Discover Your 8th-Century Family History – Hannah Turrill

When I was in elementary school, my family flew to New Hampshire and took a road trip home to Colorado, stopping to see the sights along the way. As we drove through upstate New York, we stumbled across both a town and a mountain called by our last name. We stopped by the town hall to learn some of the history and discovered it had been named after our distant ancestor.

I remember feeling so important as a kid—this place was named after me! Even today, the history we saw there is especially vivid in my mind because I experienced it as my history. The people whose stories we read and whose pictures we saw were my people.
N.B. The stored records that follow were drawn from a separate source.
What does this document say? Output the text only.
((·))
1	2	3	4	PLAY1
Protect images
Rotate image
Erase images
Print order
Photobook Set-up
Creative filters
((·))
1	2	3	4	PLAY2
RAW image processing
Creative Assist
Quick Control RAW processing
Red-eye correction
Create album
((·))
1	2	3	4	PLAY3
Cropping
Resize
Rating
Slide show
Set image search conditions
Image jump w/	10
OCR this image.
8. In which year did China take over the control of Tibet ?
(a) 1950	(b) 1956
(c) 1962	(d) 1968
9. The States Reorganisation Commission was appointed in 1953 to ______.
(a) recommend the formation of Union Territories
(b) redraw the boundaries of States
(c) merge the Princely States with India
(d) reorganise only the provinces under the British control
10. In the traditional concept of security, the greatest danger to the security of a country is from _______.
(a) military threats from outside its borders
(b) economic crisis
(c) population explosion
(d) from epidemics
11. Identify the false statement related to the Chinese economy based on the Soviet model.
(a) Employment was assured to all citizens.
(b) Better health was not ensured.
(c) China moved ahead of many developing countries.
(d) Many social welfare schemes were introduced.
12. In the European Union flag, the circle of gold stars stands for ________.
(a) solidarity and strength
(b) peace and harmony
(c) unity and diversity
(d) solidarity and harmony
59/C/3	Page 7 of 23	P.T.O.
My experience the first time I read Bede’s Ecclesiastical History of the English People was similar. Bede’s depiction of the process of spreading the gospel to the English people was my history. The stories of Augustine of Canterbury, Bertha, Aidan, Columba, and Caedmon captured my imagination because these men and women shared my love for Christ and his kingdom. Their lives may have looked vastly different from mine, but as children of the same Father, their stories are my family history—on a more significant level than the history of that town in New York. These people are my family by virtue of being part of God’s family.

Shared History

The monk now known as the Venerable Bede (AD 673–735) was a historian and Bible commentator who lived in Jarrow, England. Though others wrote histories of the spread of the church in Europe and the Middle East, Bede was the first to do the same for the British Isles. The book became popular almost immediately and was read in both Europe and the British Isles throughout the Middle Ages.

What’s remarkable about Bede’s history is his ability to vividly convey the stories of individuals. Bede doesn’t simply tell his story by piling up cold dates and names in a heap. Rather, readers of Bede’s history encounter a series of real people whose lives tell the story of the advancement of Christ’s kingdom to Britain.

Faithful Believers

We read of Bertha, a Christian princess sent to marry the pagan king Ethelbert of Kent. Bertha and her pastor went to a strange place under a strange ruler, but her faithful witness laid the groundwork for missionaries to build upon. Through Bertha’s ministry and the ministry of Augustine of Canterbury, Ethelbert eventually accepted the gospel, and the kingdom of Kent became the first region of the British Isles to welcome churches in their midst. We know very little about Bertha’s life aside from this, but her story reminds us small acts of daily faithfulness matter.

We know very little about Bertha’s life, but her story reminds us small acts of daily faithfulness matter.

Another of the strikingly beautiful stories from Bede’s history is the brief account of the life of Caedmon. Though Caedmon was untrained and his primary work was as a night watchman for the stable, God called him to sing. And sing he did for the glory of God. Through the faithfulness of this simple man, God’s grace was first sung in the language that would eventually become our own. Bede records Caedmon’s last hours:

Having served God with a simple and pure mind, and with tranquil devotion, he left the world and departed to his presence by a tranquil death. His tongue, which had sung so many inspiring verses in praise of his Maker, uttered its last words in his praise as he signed himself with the Cross and commended his soul into his hands. (IV.24)

Bede’s telling of Caedmon’s life provides not only an account of how the first songs came to be written in the English language but also a beautiful example of how we all might use our gifts for God’s glory.

Bede also tells the story of Augustine of Canterbury, the first missionary to Britain, who soon after his arrival requested to be sent home. This honesty about the struggles of a missionary is a welcome reminder that, while our lives look different, the challenges of living faithfully for Christ are the same across centuries. Just like us, these first generations of Christians felt discouraged.

In these stories of Bertha, Caedmon, and Augustine, as well as in the dozens of others Bede includes, I discovered a community of older brothers and sisters who served the Lord long before I did and whose faithfulness the Lord used to bring about his purposes in their world. All of us need mentors, and Bede’s history is filled with beautiful examples of love and service of Christ.

Faithful God

Even more significant for us today than the stories of faithful believers, however, is the way the book bears witness to the work of our faithful God in bringing the gospel to Britain and from there to the entire English-speaking world.

While our lives may look different, the challenges of living faithfully for Christ are the same across centuries.

Time and again, the spread of the gospel is endangered—through wars, through the deaths of leaders, through persecution, or through the sins of believers. After one of these danger points, Bede writes, “But God in his goodness did not utterly abandon the people whom he had chosen; for he remembered them, and sent this nation more worthy preachers of the truth to bring them to the Faith” (I.22). We all need this reminder of God’s goodness as we face the challenges of gospel work in our own lives.

God’s plan will ultimately prevail here and now, just as it did there and then. The beautiful thing about Bede’s history is that, unlike in our own stories, we get to see the end. As we read our family history here, may we find both a group of older brothers and sisters to inspire us to keep on and a reminder of the God who has been faithful to them—and will continue to be faithful to us.